Security doesn't add enough obvious value: No student or staff member assesses a university's security posture before agreeing to study or work there. It is just assumed that security has been dealt with. This might be changing. Reputational damage seems remote for universities but that might no longer be the case with nearly eight in ten claiming to have suffered loss of reputation as the result of a cyberattack.
Reaching vice chancellors: Every enterprise security 101 implores organisations to bridge the culture gap between managers, in this case vice chancellors, and IT. In universities, which are complex organisations, that might be easier said than done. University management structures seem to vary from institution to institution.

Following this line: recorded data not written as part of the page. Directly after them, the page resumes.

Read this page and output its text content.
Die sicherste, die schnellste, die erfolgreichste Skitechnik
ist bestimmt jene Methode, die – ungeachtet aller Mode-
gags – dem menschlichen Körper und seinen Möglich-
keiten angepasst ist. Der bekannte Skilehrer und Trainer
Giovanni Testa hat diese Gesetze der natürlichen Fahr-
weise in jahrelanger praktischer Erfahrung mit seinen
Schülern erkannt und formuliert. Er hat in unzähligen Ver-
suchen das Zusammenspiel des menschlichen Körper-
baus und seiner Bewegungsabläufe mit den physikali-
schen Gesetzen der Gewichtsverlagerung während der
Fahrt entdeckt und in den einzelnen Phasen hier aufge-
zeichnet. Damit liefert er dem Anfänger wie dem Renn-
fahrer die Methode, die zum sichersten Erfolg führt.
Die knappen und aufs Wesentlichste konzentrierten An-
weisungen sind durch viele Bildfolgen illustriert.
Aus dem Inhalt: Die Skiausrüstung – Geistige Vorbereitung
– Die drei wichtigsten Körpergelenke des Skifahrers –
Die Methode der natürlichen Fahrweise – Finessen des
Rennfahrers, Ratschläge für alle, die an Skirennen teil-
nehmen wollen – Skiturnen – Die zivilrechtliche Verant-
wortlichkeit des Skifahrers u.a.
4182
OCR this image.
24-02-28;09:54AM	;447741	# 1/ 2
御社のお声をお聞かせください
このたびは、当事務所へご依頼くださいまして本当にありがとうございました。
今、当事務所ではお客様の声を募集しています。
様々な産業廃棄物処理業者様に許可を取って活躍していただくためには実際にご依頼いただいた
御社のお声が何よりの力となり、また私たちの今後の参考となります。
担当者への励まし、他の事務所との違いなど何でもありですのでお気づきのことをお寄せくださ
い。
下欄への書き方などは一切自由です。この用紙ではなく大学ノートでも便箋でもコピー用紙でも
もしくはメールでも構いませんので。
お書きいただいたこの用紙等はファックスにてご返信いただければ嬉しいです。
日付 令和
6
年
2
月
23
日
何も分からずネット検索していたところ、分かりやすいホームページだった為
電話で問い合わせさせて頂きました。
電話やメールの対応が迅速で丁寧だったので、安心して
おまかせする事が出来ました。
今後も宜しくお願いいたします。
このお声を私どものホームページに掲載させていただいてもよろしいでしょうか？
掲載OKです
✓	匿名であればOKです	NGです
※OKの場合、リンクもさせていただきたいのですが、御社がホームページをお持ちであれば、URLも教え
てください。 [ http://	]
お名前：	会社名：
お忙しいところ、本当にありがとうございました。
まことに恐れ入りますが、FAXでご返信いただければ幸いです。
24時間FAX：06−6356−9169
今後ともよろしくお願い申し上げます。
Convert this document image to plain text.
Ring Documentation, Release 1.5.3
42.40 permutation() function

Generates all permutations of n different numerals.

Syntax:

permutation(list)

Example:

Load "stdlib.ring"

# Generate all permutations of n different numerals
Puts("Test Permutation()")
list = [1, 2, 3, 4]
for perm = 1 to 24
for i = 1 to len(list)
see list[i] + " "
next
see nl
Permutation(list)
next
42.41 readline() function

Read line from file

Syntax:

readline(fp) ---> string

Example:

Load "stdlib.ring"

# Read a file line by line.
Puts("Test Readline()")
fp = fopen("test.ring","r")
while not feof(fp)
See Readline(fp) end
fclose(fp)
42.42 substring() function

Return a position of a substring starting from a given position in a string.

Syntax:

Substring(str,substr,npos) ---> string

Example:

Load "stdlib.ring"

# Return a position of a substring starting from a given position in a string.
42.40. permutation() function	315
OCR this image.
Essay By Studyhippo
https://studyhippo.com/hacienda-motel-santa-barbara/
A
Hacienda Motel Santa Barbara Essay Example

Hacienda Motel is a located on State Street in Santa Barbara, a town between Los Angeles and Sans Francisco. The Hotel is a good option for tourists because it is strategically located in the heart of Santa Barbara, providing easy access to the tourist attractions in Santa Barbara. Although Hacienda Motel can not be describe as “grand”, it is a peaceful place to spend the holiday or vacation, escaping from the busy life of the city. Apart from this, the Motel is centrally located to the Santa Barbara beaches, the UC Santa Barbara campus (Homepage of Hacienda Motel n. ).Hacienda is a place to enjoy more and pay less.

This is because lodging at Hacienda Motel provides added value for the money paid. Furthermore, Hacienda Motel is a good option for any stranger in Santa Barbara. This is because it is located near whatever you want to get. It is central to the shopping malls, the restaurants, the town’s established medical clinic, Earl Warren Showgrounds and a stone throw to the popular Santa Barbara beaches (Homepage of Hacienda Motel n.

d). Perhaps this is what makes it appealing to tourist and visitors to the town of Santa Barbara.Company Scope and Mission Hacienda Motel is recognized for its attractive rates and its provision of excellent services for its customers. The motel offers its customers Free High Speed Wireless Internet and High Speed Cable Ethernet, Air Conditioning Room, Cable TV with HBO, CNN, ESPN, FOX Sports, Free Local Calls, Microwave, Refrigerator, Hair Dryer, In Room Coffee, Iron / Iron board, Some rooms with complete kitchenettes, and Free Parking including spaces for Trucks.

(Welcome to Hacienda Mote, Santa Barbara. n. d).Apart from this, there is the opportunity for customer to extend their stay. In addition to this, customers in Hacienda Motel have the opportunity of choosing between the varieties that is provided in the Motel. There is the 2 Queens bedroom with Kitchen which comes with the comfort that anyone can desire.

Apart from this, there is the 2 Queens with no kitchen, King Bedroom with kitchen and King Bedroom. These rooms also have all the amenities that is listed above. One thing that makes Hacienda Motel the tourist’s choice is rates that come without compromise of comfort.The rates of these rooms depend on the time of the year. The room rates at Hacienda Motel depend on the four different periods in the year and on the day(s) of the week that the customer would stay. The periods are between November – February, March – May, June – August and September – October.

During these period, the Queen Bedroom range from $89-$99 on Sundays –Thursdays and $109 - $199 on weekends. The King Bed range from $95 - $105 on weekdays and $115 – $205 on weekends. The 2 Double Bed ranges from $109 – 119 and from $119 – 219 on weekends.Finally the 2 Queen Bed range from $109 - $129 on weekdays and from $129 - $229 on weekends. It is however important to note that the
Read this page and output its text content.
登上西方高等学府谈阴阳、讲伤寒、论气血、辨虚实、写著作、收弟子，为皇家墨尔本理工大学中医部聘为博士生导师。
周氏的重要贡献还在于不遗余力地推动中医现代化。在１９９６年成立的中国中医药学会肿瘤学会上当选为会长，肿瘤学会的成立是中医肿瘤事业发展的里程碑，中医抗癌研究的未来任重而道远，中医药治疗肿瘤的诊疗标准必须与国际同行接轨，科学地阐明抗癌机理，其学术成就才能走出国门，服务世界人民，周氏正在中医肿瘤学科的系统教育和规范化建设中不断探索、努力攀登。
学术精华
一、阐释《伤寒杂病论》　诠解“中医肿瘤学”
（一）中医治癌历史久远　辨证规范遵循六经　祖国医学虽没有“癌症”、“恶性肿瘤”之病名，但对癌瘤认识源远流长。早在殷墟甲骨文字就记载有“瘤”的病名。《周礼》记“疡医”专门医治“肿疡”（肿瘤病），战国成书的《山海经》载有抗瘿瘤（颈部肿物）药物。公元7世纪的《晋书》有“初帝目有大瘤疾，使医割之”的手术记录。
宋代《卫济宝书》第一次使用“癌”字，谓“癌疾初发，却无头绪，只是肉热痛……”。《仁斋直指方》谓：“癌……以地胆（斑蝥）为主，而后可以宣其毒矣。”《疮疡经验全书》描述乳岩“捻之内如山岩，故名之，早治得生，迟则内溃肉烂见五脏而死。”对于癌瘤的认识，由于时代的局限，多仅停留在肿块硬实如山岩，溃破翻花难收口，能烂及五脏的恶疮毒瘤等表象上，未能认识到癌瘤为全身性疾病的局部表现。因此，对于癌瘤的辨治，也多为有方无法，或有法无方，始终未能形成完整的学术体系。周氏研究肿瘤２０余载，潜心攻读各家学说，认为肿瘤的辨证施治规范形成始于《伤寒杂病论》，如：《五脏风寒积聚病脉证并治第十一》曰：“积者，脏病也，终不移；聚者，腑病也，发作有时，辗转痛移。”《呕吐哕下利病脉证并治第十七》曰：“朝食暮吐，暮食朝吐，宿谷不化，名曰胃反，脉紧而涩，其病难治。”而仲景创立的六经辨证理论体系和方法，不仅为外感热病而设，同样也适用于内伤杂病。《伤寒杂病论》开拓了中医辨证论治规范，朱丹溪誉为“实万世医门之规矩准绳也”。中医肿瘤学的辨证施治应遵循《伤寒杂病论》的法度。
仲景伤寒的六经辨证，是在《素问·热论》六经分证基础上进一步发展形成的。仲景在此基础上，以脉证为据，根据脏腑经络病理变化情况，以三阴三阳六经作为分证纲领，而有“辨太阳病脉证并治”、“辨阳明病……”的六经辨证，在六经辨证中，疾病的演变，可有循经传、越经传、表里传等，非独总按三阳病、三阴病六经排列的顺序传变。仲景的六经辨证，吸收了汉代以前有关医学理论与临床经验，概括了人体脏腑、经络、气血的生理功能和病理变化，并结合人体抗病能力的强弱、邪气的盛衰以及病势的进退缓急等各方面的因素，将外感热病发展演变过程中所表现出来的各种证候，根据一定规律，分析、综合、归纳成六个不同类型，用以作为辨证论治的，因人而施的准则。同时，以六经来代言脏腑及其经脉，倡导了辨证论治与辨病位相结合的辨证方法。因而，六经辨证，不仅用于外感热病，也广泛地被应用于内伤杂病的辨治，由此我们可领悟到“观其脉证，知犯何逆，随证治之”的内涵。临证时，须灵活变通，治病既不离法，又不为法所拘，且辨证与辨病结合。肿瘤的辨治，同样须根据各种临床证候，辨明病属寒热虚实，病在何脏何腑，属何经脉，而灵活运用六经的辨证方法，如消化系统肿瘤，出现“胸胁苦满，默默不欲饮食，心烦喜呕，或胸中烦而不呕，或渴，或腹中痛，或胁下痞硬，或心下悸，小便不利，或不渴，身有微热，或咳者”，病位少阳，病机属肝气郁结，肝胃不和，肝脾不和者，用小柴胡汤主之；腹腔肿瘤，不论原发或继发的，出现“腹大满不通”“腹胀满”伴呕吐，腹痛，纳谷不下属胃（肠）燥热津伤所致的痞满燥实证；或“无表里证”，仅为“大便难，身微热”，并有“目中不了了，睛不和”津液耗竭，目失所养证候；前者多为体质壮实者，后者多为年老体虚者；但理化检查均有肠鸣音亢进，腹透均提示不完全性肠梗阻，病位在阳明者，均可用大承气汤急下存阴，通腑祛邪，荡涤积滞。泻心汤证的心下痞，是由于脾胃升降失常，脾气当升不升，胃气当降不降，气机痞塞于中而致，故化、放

Reconciling complex values such as openness: According to VMWare's Hearn, the problem is less about not having the money to fix problems as having to reconcile security with the understandably deeply-ingrained value of openness on which universities are founded.
"The whole idea of a university is to encourage openness. There has been a reluctance to invest in security that might compromise that," he told Computerworld UK. "It is incredibly difficult to get the balance right." This culture of openness also explains why valuable and sometimes sensitive data and code is sometimes posted on public forums when it shouldn't be.
Universities as businesses in denial: Are these values of openness out of date? In short, no, but the conception of how universities work is changing in subtle ways. Universities and researchers scramble for money in a funding market with finite resources and yet universities still struggle to think of themselves as full-fledged businesses. If they did, VMWare suggests, they might invest more in security and secure processes.